For radiomic studies to advance past preliminary results, an adherence and standardization of common practices has to occur [67]. Multicenter data sharing and data scalability would allow for deeper studies and more robust results [69]. Federated learning techniques are one possible solution to safe and secure multicenter data sharing. Federated learning seeks to address the problem of privacy and data governance by collaboratively training algorithms without exchanging the data itself [70]. Privatization methods are needed to secure data and encrypt it from attackers and strengthen the appeal of federated learning as a trusted method of multicenter data sharing [71]. The development of accurate, simple-to-use auto segmentation algorithms would enable radiologists to analyze more data. Implementing multimodal data approaches integrating quantitative, clinical, histological, genomic, and radiomic data is essential in designing personalized treatments [68].

Recently, there have been efforts proposed to standardize radiomic features and develop strong practices that the medical machine learning community could adopt as a standard. The Image Biomarker Standardization Initiative (IBSI) is a collaboration between 25 research groups who validated consensus-based reference values for 169 radiomics features [72]. The results of this study showed the potential to enable calibration and verification of radiomics software, if widely accepted as a standard.
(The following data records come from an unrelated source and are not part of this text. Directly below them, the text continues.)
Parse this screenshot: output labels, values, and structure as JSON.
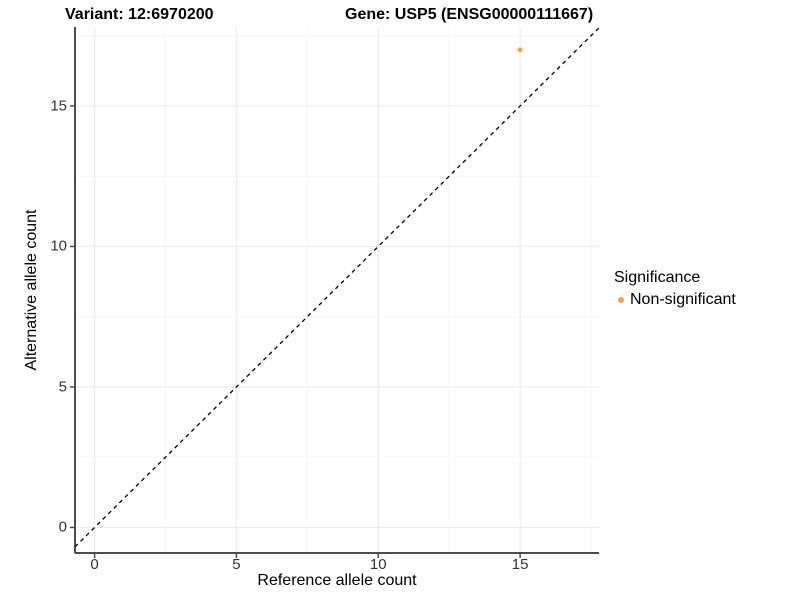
{
  "titles": {
    "variant": "Variant: 12:6970200",
    "gene": "Gene: USP5 (ENSG00000111667)"
  },
  "axes": {
    "x_label": "Reference allele count",
    "y_label": "Alternative allele count"
  },
  "legend": {
    "title": "Significance",
    "items": [
      {
        "label": "Non-significant",
        "color": "#F9A242"
      }
    ]
  },
  "chart_data": {
    "type": "scatter",
    "title": "Variant: 12:6970200 — Gene: USP5 (ENSG00000111667)",
    "xlabel": "Reference allele count",
    "ylabel": "Alternative allele count",
    "xlim": [
      -0.69,
      17.78
    ],
    "ylim": [
      -0.91,
      17.81
    ],
    "x_ticks": [
      0,
      5,
      10,
      15
    ],
    "y_ticks": [
      0,
      5,
      10,
      15
    ],
    "x_minor_ticks": [
      2.5,
      7.5,
      12.5,
      17.5
    ],
    "y_minor_ticks": [
      2.5,
      7.5,
      12.5,
      17.5
    ],
    "grid": true,
    "legend_position": "right",
    "series": [
      {
        "name": "Non-significant",
        "color": "#F9A242",
        "points": [
          {
            "x": 15,
            "y": 17
          }
        ]
      }
    ],
    "reference_line": {
      "slope": 1,
      "intercept": 0,
      "style": "dashed",
      "color": "#000000"
    },
    "style_colors": {
      "grid_major": "#ECECEC",
      "grid_minor": "#F6F6F6",
      "axis_line": "#4D4D4D",
      "tick_mark": "#4D4D4D"
    }
  }
}
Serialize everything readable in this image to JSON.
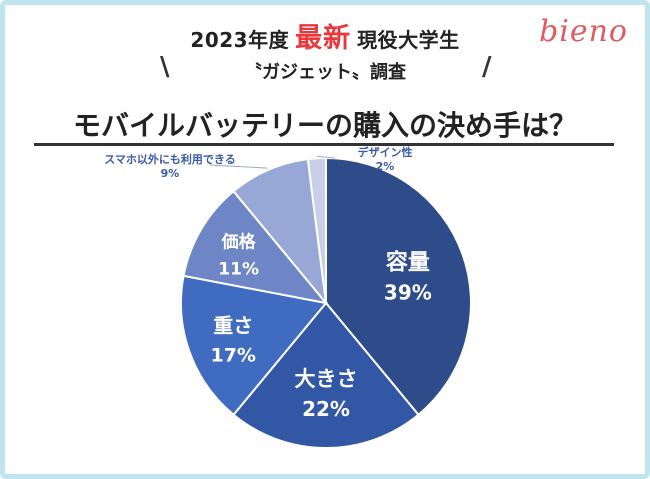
{
  "header": {
    "year": "2023年度",
    "highlight": "最新",
    "subject": "現役大学生",
    "survey": "〝ガジェット〟調査",
    "brand": "bieno"
  },
  "title": "モバイルバッテリーの購入の決め手は？",
  "colors": {
    "highlight": "#e8383d",
    "brand": "#e05a5f",
    "frame": "#bfe6ef"
  },
  "chart_data": {
    "type": "pie",
    "title": "モバイルバッテリーの購入の決め手は？",
    "slices": [
      {
        "label": "容量",
        "value": 39,
        "value_label": "39%",
        "color": "#2e4b8a"
      },
      {
        "label": "大きさ",
        "value": 22,
        "value_label": "22%",
        "color": "#3157a5"
      },
      {
        "label": "重さ",
        "value": 17,
        "value_label": "17%",
        "color": "#3f6bc0"
      },
      {
        "label": "価格",
        "value": 11,
        "value_label": "11%",
        "color": "#6f86c6"
      },
      {
        "label": "スマホ以外にも利用できる",
        "value": 9,
        "value_label": "9%",
        "color": "#97a8d6"
      },
      {
        "label": "デザイン性",
        "value": 2,
        "value_label": "2%",
        "color": "#c7d0e8"
      }
    ]
  }
}
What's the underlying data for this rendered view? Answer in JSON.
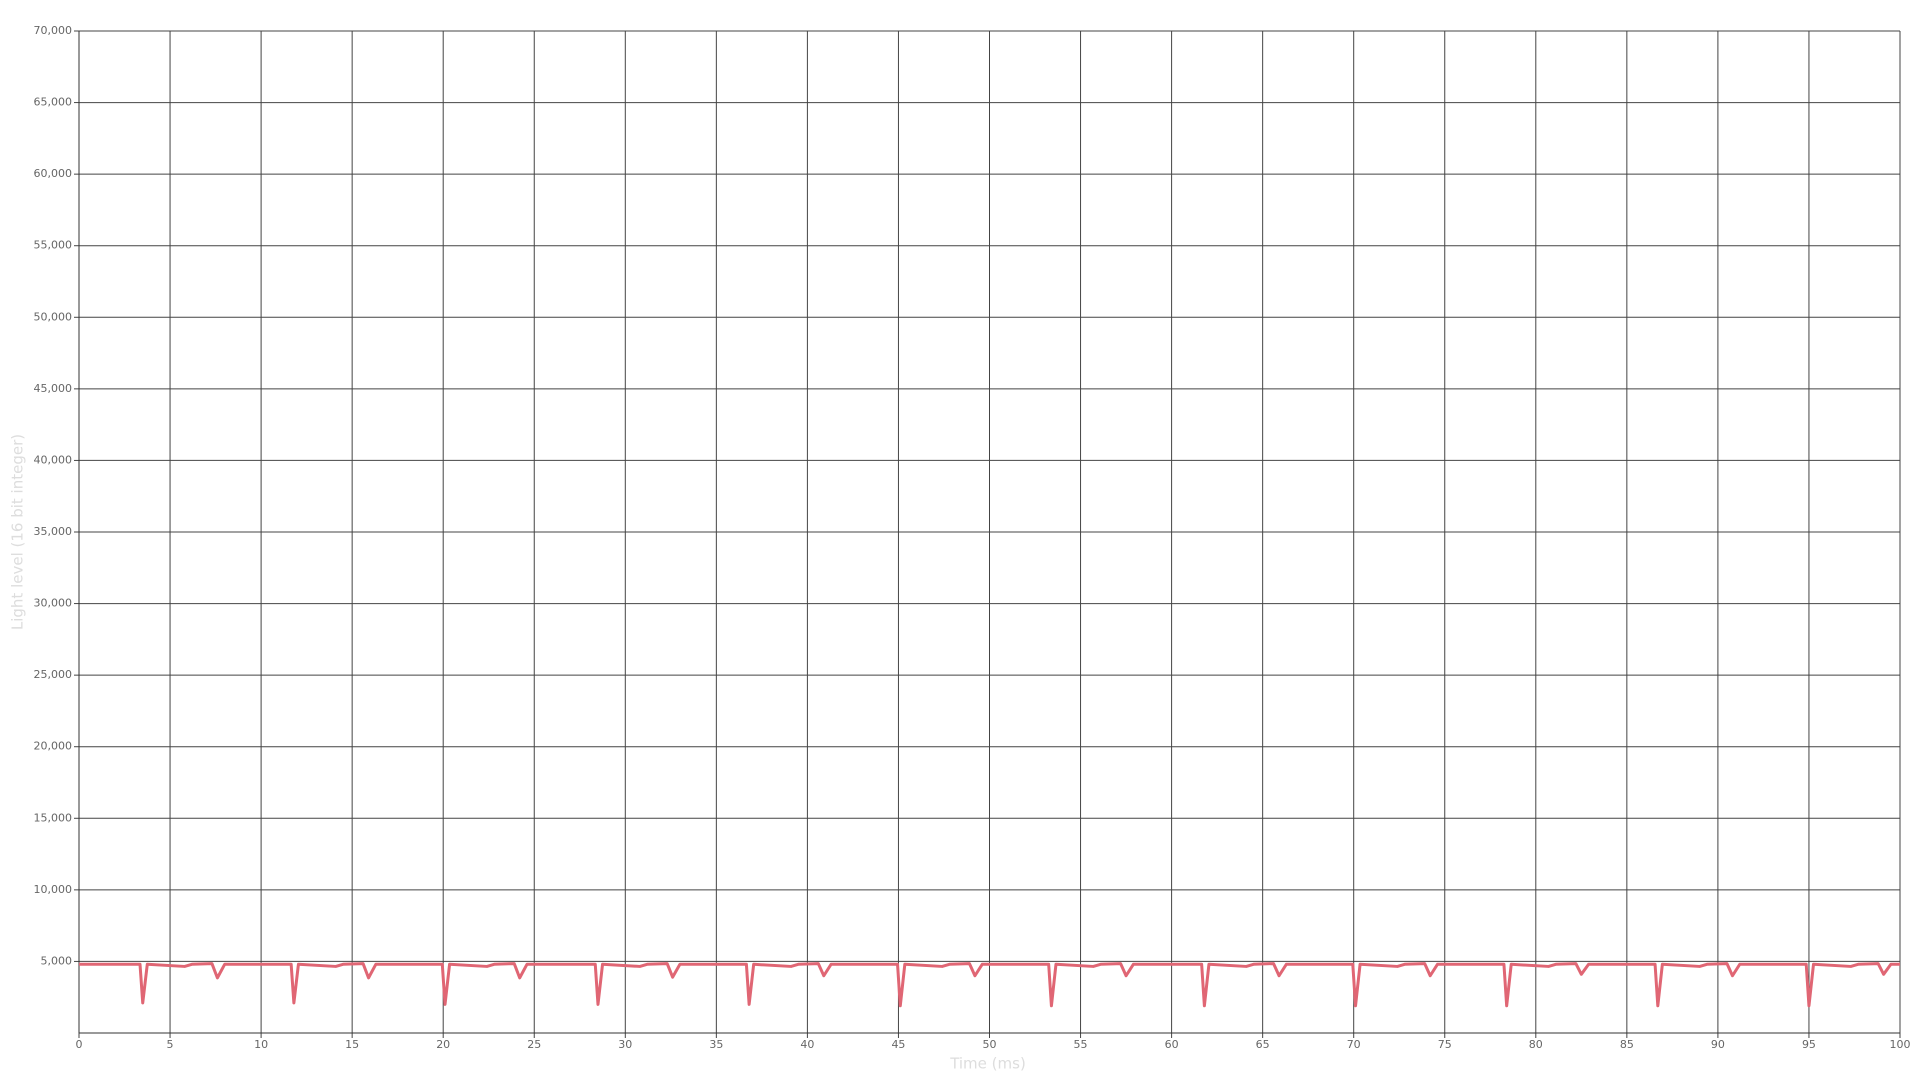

Additionally, transparency in the construction and implementation of prediction models is proposed as a solution to curtail the lack of detail given in many papers regarding the models. The Transparent Reporting of a multivariable prediction model for Individual Prognosis Or Diagnosis (TRIPOD) Initiative was developed during a series of meetings between methodologists, health care professionals, and journal editors as a set of recommendations for the reporting of studies developing, validating, or updating a prediction model, whether for diagnostic or prognostic purposes [73].

5. Conclusion

Radiomics have shown great promise in personalizing chemotherapy treatment and options for patients. The studies analyzed in this paper have demonstrated the effectiveness of radiomics and machine learning to discern the patients that are positively affected by chemotherapy versus those in whom it is futile. The standardization of radiomic analysis, increased data sharing, and stronger auto-segmentation algorithms are needed to improve the adoption and implementation in clinical applications.

Disclosure statement

No potential conflict of interest was reported by the author(s).

Additional information

Funding

This research was funded in part through the NIH/NCI Cancer Center Support [grant P30 CA008748 and NCI R01 CA233888].